Technology
Pride Posters Defaced at Amazon Headquarters
Amazon employees say the company's reaction is lacking.
August 30 2018 3:49 PM EST
May 31 2023 8:16 PM EST
By continuing to use our site, you agree to our Private Policy and Terms of Use.
Amazon employees say the company's reaction is lacking.
Around 10 employee-designed posters in the elevators at the Amazon headquarters in Seattle were defaced over the past two months, leaving employees uncomfortable with both the incident and the company's reaction.
According to internal emails seen by CNBC, the posters were designed to encourage inclusivity. An unknown culprit crossed out the "T" in "LGBT," or simply wrote "Why?" over the Pride message.
In response, Amazon replaced the posters and included the message, "Posters are company property. Defacing posters is a violation of Amazon's policy."
That was not good enough for a number of employees, as depicted by over 100 responses in an internal email thread last week. Many felt that that Amazon did not effectively stand up for LGBTQ employees.
"The proper response to widespread pride poster defacement is not only a policy that prohibits defacement, but also a massive and overwhelming show of support for pride in many forms," one email read.
"I know people personally who came very close to quitting Amazon as a consequence of those defacements," another read.
Many felt that the reaction was too "corporate."
"It's authoritarian and un-Amazonian," one employee wrote about the warning that employees cannot deface company property. "That poster is the most corporate-borg thing I have seen in my almost 7 years with the company."

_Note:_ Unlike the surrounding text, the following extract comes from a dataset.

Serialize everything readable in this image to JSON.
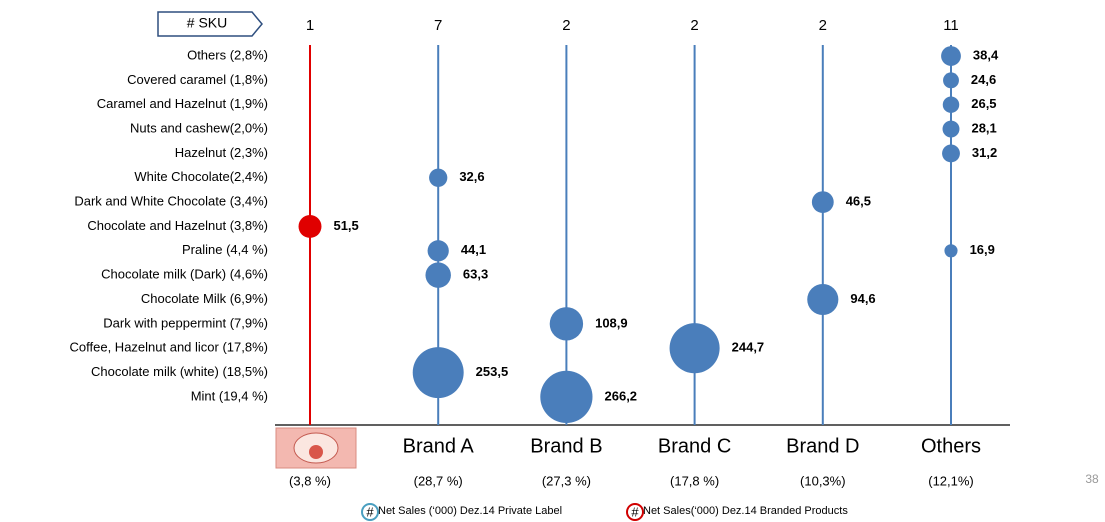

"This policy won't actually do anything to address the goal of stopping bigoted comments related to the poster," one email read. Responses poured in expressing how LGBTQ employees are not guaranteed safety at work and fear over how Amazon's response did not effectively protect them.
Others called for Amazon to install security cameras in the elevator to catch the perpetrators and putting up a clearer message addressing that the behavior was bigotted and unacceptable.
"A clear message of 'we don't do that here' might not change the opinions of bigoted individuals," one Amazon staffer said. "But I would be happy with just making it clear that bad behavior won't be tolerated at work."
"Amazon allows employees to create their own posters to advertise events across our campus," the tech company told CNBC in a statement. "When we learned a few posters celebrating Pride were defaced, we worked quickly with the employees who created them to have them replaced, and we published new posters to reiterate our policy that posters shouldn't be altered. Since then, no other incidents have been reported."